In fact, I had seen a cast made from the same specimen in the collections at the University of California Museum of Paleontology, in Berkeley, and I was dimly aware that it might have been of some interest well before my time. The cast at Berkeley comes from a mold of the skull made several decades ago, under the aegis of Frank C. Whitmore, Jr., now retired from the U.S. Geological Survey, and a longtime mentor to many generations of students studying fossil marine mammals at the Smithsonian. (Frank is also the only surviving founding member of the Society of Vertebrate Paleontology). Because many specimens are entirely unique—especially in paleontology, where a single specimen may be the only known representation of a vanished lineage—researchers will request and trade replicas, which give us the opportunity for side-by-side comparisons that provides a complete beastiary of osteological traits to survey. Paleontologists often wear many intellectual hats, and one of them is that of a comparative anatomist. After many years of training, you gain the ability to discern the identity of an animal from its scraps.
Back to the skull in question. Jorge and I realized that a side-by-side comparison with an actual beluga or narwhal skull would reconfirm its identity. In this case, we could tell that the skull shared a close kinship with belugas and narwhals (which, together are most closely related to one another among all other whales). Though decidedly low-tech, paleontologists have hand-carried and transported specimens for visual inspections for more than 200 years—the gold standard for describing new species. One of the advantages of being at the Smithsonian is having access to the world’s pre-eminent modern marine mammal skeletal collections, and so Jorge and I packed the skull in its secure storage cradle and took it by shuttle to the Museum Support Center (MSC), the museum’s off-site extra storage facility, in Suitland, Maryland.
On the MSC campus, large, secure warehouses store the unwieldy skulls and bones of blue whales, sperm whales and right whales, all in in archival conditions. There, after comparing the fossil skull with many individual adult, juvenile, male and female beluga and narwhal skulls—an exercise that also provided a sense of basic biological variation in traits—we realized that the fossil skull was neither beluga nor narwhal. Nor was it like any other described fossil species.
What we had, we finally concluded, was a new genus and species in the whale family Monodontidae (the taxonomic category belonging to belugas and narwhals, and any extinct relative between them).
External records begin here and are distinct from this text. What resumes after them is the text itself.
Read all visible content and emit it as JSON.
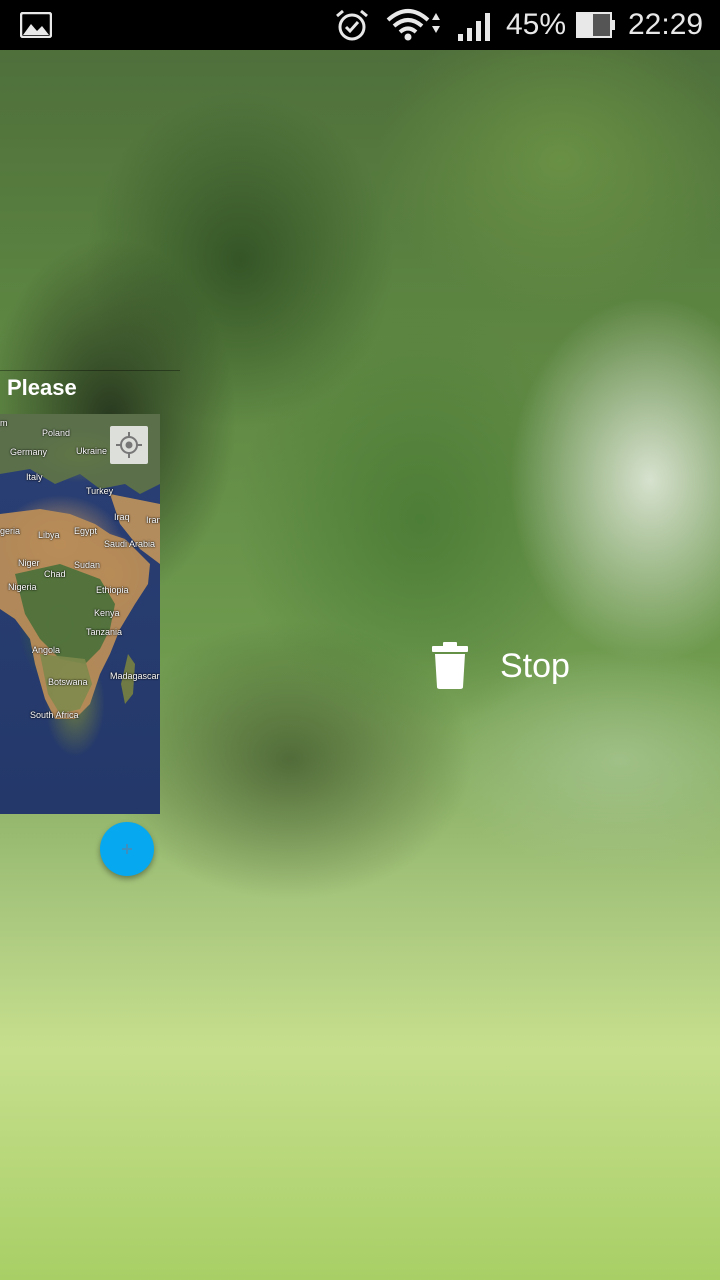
{
  "status_bar": {
    "battery_percent": "45%",
    "time": "22:29",
    "icons": [
      "gallery-notification-icon",
      "alarm-icon",
      "wifi-icon",
      "signal-icon",
      "battery-icon"
    ]
  },
  "recent_app_card": {
    "title": "Please",
    "map_labels": {
      "poland": "Poland",
      "germany": "Germany",
      "ukraine": "Ukraine",
      "italy": "Italy",
      "turkey": "Turkey",
      "iraq": "Iraq",
      "iran": "Iran",
      "algeria": "geria",
      "libya": "Libya",
      "egypt": "Egypt",
      "saudi_arabia": "Saudi Arabia",
      "niger": "Niger",
      "chad": "Chad",
      "sudan": "Sudan",
      "nigeria": "Nigeria",
      "ethiopia": "Ethiopia",
      "kenya": "Kenya",
      "tanzania": "Tanzania",
      "angola": "Angola",
      "madagascar": "Madagascar",
      "botswana": "Botswana",
      "south_africa": "South Africa"
    },
    "fab_color": "#06a8f0"
  },
  "stop_action": {
    "label": "Stop",
    "icon": "trash-icon"
  }
}
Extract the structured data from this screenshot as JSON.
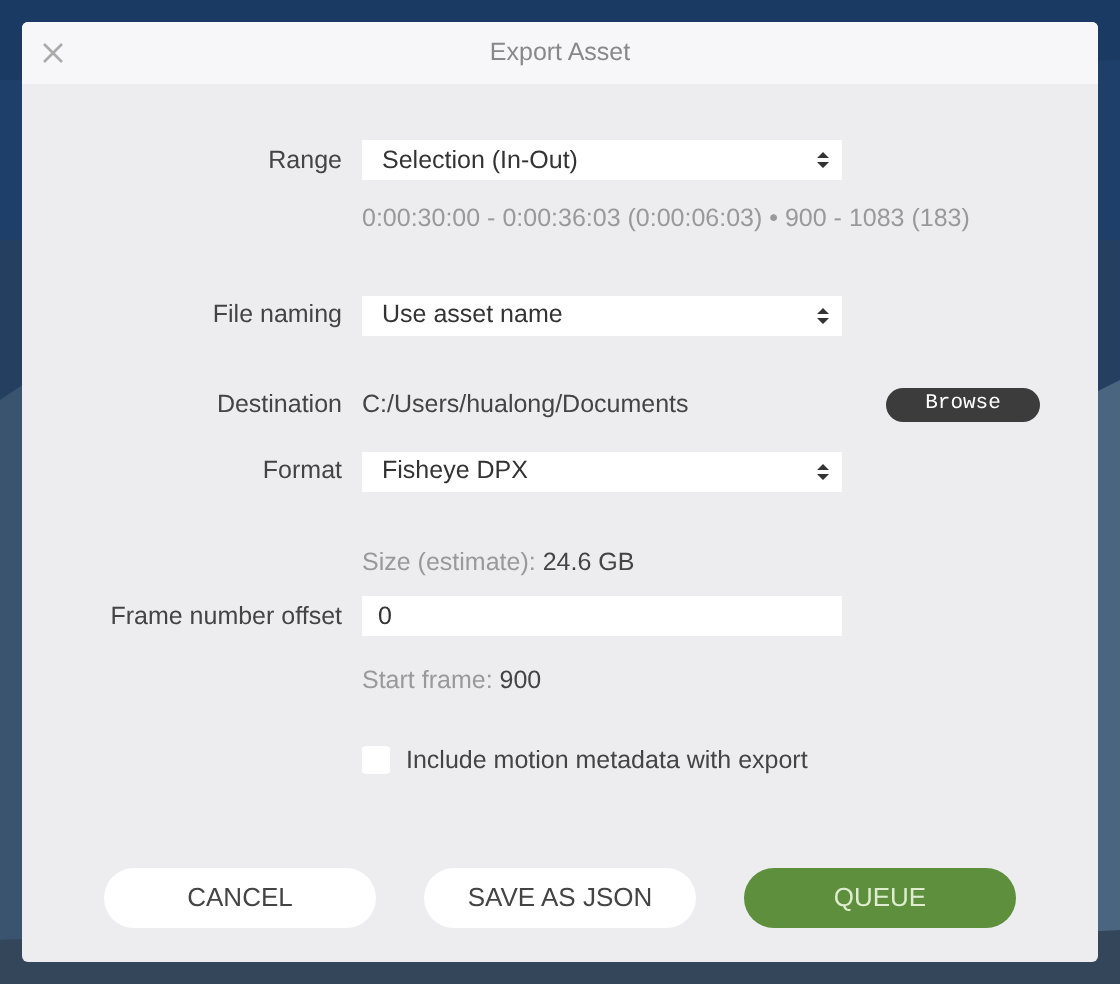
{
  "window": {
    "title": "Export Asset"
  },
  "range": {
    "label": "Range",
    "value": "Selection (In-Out)",
    "info": "0:00:30:00 - 0:00:36:03 (0:00:06:03) • 900 - 1083 (183)"
  },
  "file_naming": {
    "label": "File naming",
    "value": "Use asset name"
  },
  "destination": {
    "label": "Destination",
    "path": "C:/Users/hualong/Documents",
    "button": "Browse"
  },
  "format": {
    "label": "Format",
    "value": "Fisheye DPX"
  },
  "size": {
    "label": "Size (estimate):",
    "value": "24.6 GB"
  },
  "frame_offset": {
    "label": "Frame number offset",
    "value": "0"
  },
  "start_frame": {
    "label": "Start frame:",
    "value": "900"
  },
  "motion_metadata": {
    "label": "Include motion metadata with export",
    "checked": false
  },
  "buttons": [
    {
      "label": "CANCEL",
      "kind": "secondary"
    },
    {
      "label": "SAVE AS JSON",
      "kind": "secondary"
    },
    {
      "label": "QUEUE",
      "kind": "primary"
    }
  ]
}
We used the opportunity to name the skull after a colleague at the museum, David Bohaska, to honor Dave’s life-long dedication to caring for fossil marine mammals.
The discovery of Bohaskaia connects to so many aspects of the work that scientists do, especially those who have devoted their careers to studying marine mammals both modern and fossil. But the story is also one that has been repeated many times elsewhere throughout the National Museum of Natural History, a place with such a robust legacy, and so crammed full of the world’s most historic collections—127.3 million by last count—that scientific discovery delivered through routine analysis and comparative study is just a work-a-day experience. And that’s a job worth doing, especially when it crosses generations.